暖房機器の原理と仕組み、メリットやデメリット(その3):伝導熱を使い体を直接暖める製品

携帯カイロ

オカモト はらないカイロ

最後は携帯カイロです。

非常に軽くて持ち歩きに便利で、袋から出すだけで使える簡便さは携帯用温熱機器の王者とも言えるでしょう。

他の製品と比べると原理について知られていないケースが多いですが、原理は鉄が酸素と結びついて酸化する際に発生する酸化熱です。いわゆる、鉄が錆びるあの現象です。極論すると、石油が酸素を使って燃えるのと現象としては変わりません。 非常にゆっくりゆっくり鉄が燃えていると考えても良いでしょう。そして、燃えカスとして酸化鉄が残ると言うイメージが分かりやすいかもしれませんね。
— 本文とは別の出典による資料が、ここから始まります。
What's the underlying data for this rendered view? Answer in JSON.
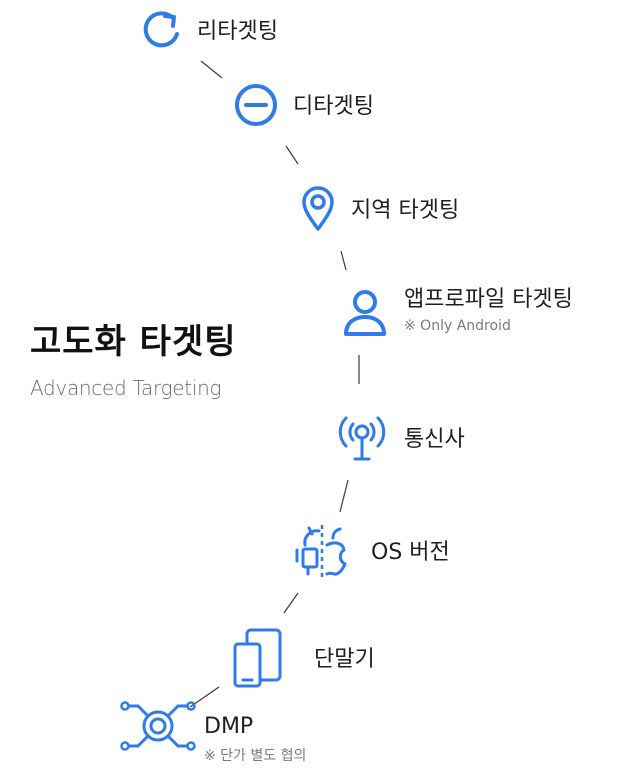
{
  "accent": "#2f7bea",
  "connector_color": "#3b3b3b",
  "heading": {
    "title": "고도화 타겟팅",
    "subtitle": "Advanced Targeting"
  },
  "items": [
    {
      "label": "리타겟팅",
      "icon": "refresh-icon"
    },
    {
      "label": "디타겟팅",
      "icon": "minus-circle-icon"
    },
    {
      "label": "지역 타겟팅",
      "icon": "map-pin-icon"
    },
    {
      "label": "앱프로파일 타겟팅",
      "note": "※ Only Android",
      "icon": "user-icon"
    },
    {
      "label": "통신사",
      "icon": "antenna-icon"
    },
    {
      "label": "OS 버전",
      "icon": "android-apple-icon"
    },
    {
      "label": "단말기",
      "icon": "devices-icon"
    },
    {
      "label": "DMP",
      "note": "※ 단가 별도 협의",
      "icon": "dmp-network-icon"
    }
  ]
}
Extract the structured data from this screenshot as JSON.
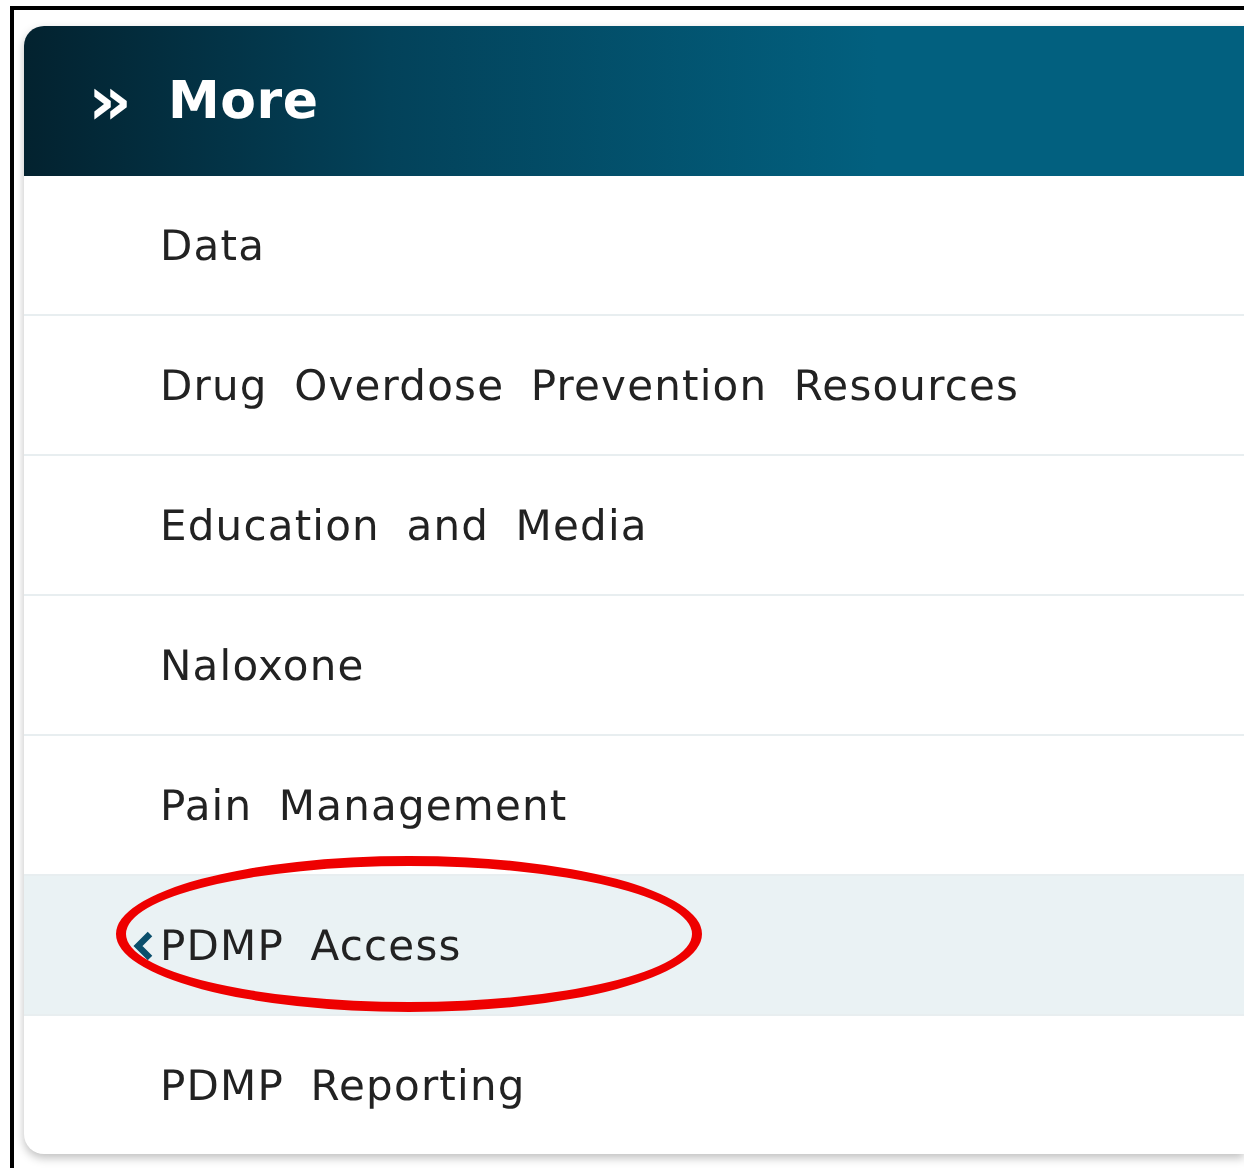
{
  "header": {
    "icon": "»",
    "title": "More"
  },
  "items": [
    {
      "label": "Data",
      "selected": false,
      "circled": false
    },
    {
      "label": "Drug Overdose Prevention Resources",
      "selected": false,
      "circled": false
    },
    {
      "label": "Education and Media",
      "selected": false,
      "circled": false
    },
    {
      "label": "Naloxone",
      "selected": false,
      "circled": false
    },
    {
      "label": "Pain Management",
      "selected": false,
      "circled": false
    },
    {
      "label": "PDMP Access",
      "selected": true,
      "circled": true
    },
    {
      "label": "PDMP Reporting",
      "selected": false,
      "circled": false
    }
  ]
}
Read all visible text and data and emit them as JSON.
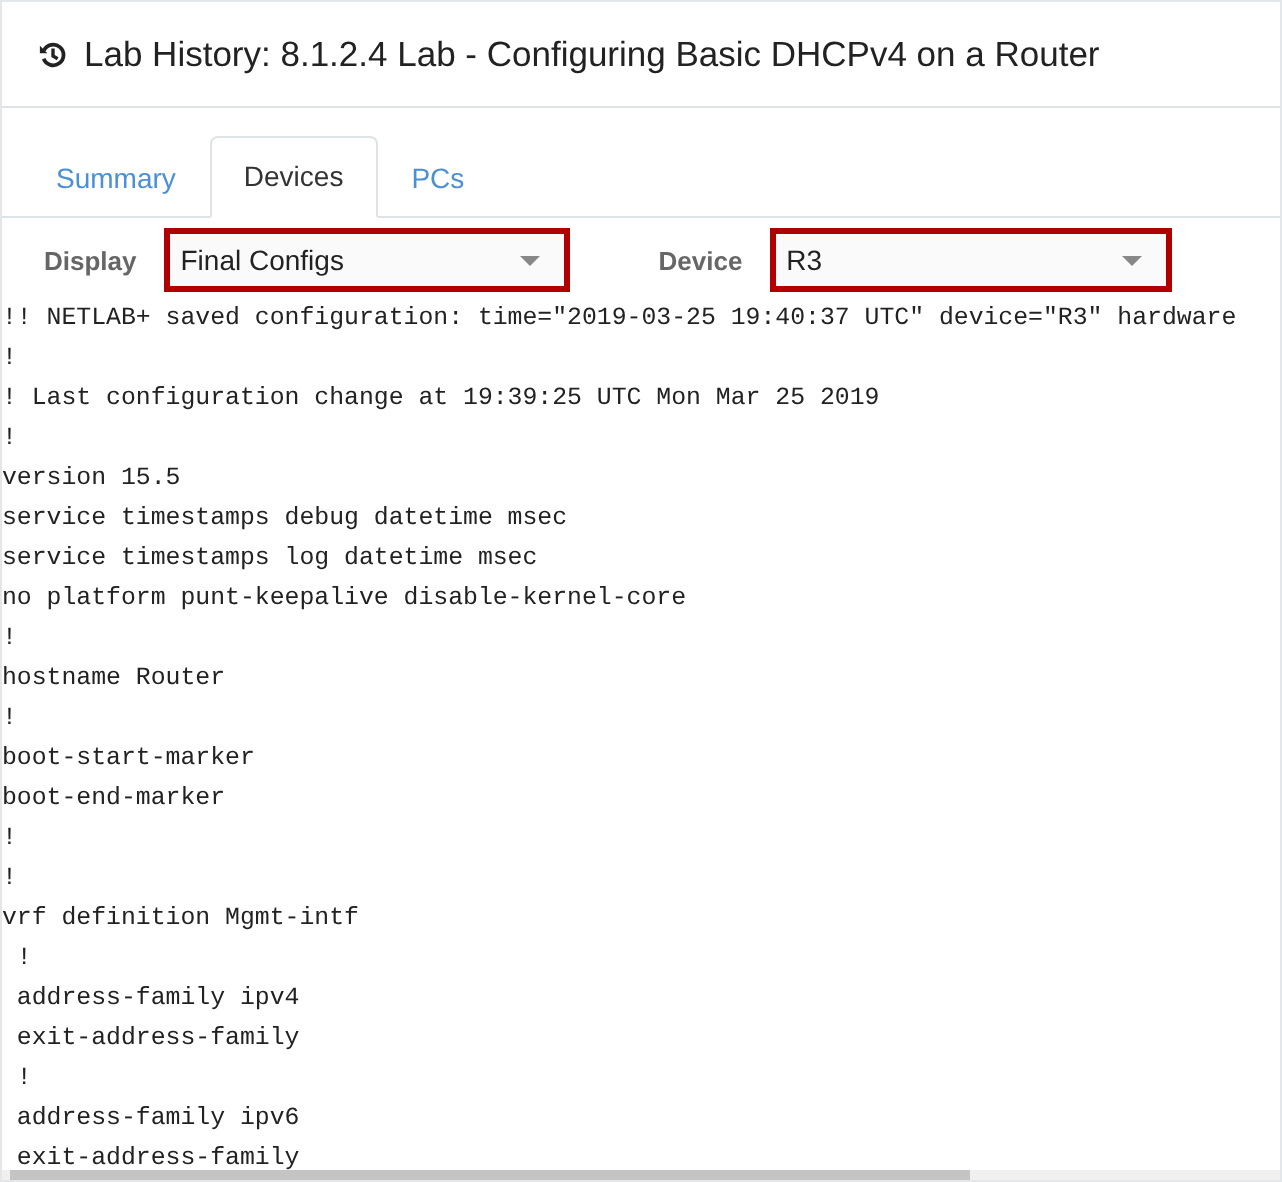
{
  "window": {
    "title": "Lab History: 8.1.2.4 Lab - Configuring Basic DHCPv4 on a Router"
  },
  "tabs": [
    {
      "label": "Summary",
      "selected": false
    },
    {
      "label": "Devices",
      "selected": true
    },
    {
      "label": "PCs",
      "selected": false
    }
  ],
  "filters": [
    {
      "label": "Display",
      "value": "Final Configs"
    },
    {
      "label": "Device",
      "value": "R3"
    }
  ],
  "config_lines": [
    "!! NETLAB+ saved configuration: time=\"2019-03-25 19:40:37 UTC\" device=\"R3\" hardware",
    "!",
    "! Last configuration change at 19:39:25 UTC Mon Mar 25 2019",
    "!",
    "version 15.5",
    "service timestamps debug datetime msec",
    "service timestamps log datetime msec",
    "no platform punt-keepalive disable-kernel-core",
    "!",
    "hostname Router",
    "!",
    "boot-start-marker",
    "boot-end-marker",
    "!",
    "!",
    "vrf definition Mgmt-intf",
    " !",
    " address-family ipv4",
    " exit-address-family",
    " !",
    " address-family ipv6",
    " exit-address-family"
  ]
}
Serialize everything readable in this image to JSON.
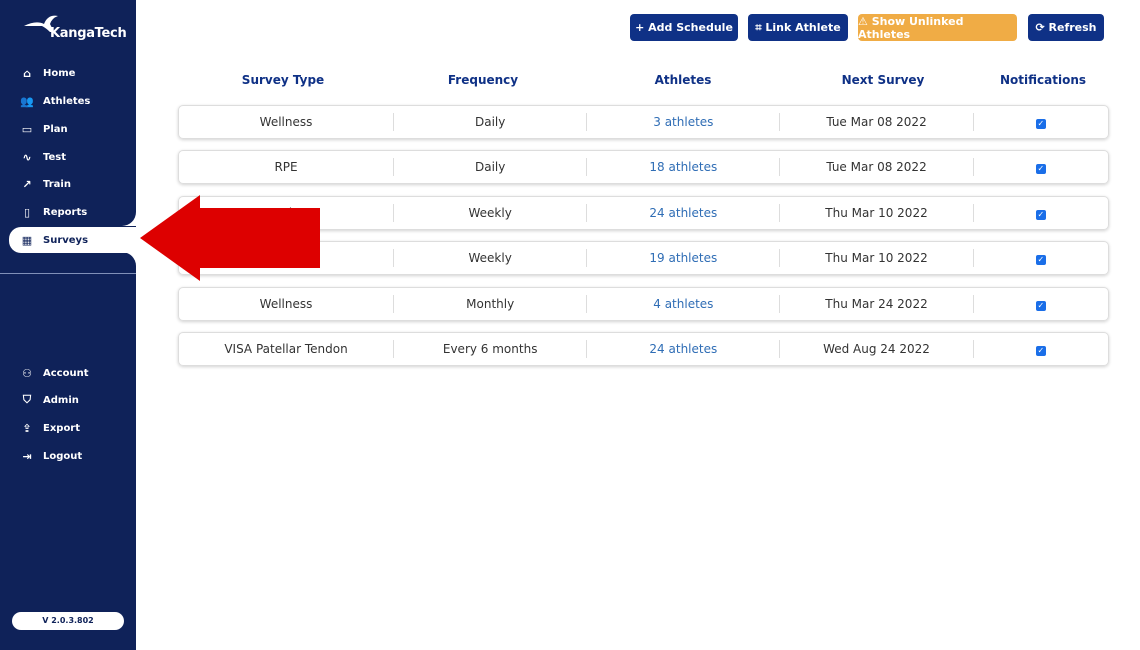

「鉄なんてどこにでも存在するのに、なんでそんなに熱が発生するほど酸化するのか?」

と思うかも知れません。身の回りにある鉄が酸化(錆び)ないのは、塗料などを塗って酸素に鉄が触れないようにしているのと、塗料が剥げて水に濡れれば酸化(錆び)がぐんぐん進みます。ただ、もちろん携帯カイロはそれだけではありません。鉄が錆びやすいように様々な素材が入っています。

鉄の錆は、「酸素」によっては行われますが、「水」や「塩」があると酸化はさらに促進されます。そのため、携帯カイロの中には、鉄粉以外にも水を保持する「バーミキュライト」、酸素を保持する「活性炭」、食塩を保持する「吸水性樹脂」などが一緒に入っています。そして、袋は酸素が入り込まないように密閉され、開封して酸素に触れる事によって反応が始まって熱を発生させます。

ちなみに、カイロは酸素を取り込むので、部屋中埋め尽くすほどのカイロを一度に使ったら窒息してしまいます。ペットボトルなどに入れて実験してみると、ちゃんと中の酸素が減って凹むのがわかります。

熱くなり過ぎない様に抑えられてはいますが、それだと全然暖まらないので低温やけどしてしまう程度の熱量は出ています。直接体に貼り付けたりすると非常に危険ですので、使い方をよく確認して使用しましょう。

軽量小型で持ち運びに便利、手軽にどこでも暖められる

使い捨てで熱量も小さい。低温やけどのリスクもある

余談ですが、携帯カイロでは、電気を使ったタイプも最近では発売されるようになりました。

SANYO 充電式カイロ

充電式の電気カイロです。スイッチの入りきりが出来て、充電で繰り返し使えるのが魅力。

出力調整もできるので、場面に応じて使い分けられるようですね。製品にもよりますが、低温やけどを防止するような工夫などもあり、現代のカイロと言えるかもしれません。

 

まとめ

ここまで、三種類の方式の暖房機器・温熱機器を紹介してきました。

本当に様々な暖房機器が存在し、様々な用途で使い分けられているのがわかります。

暖房機器というのは、どれも人を暖めるために熱を発生させる機器です。熱と言うのはエネルギーであり、エネルギーと言うのは有限です。そのエネルギーを有効活用するためには、一体どうやって自分達が熱を得ているのかを理解しなければいけません。

熱交換のエアコン、石油を燃やすファンヒーター、電気を熱に変える電気ストーブ、化学反応で熱を得るカイロ・・・本当に様々な方法で人は熱を得ています。

寒い冬に当たり前の様に使っている暖房機器がどのように動いているか、皆さんご存知でしたか?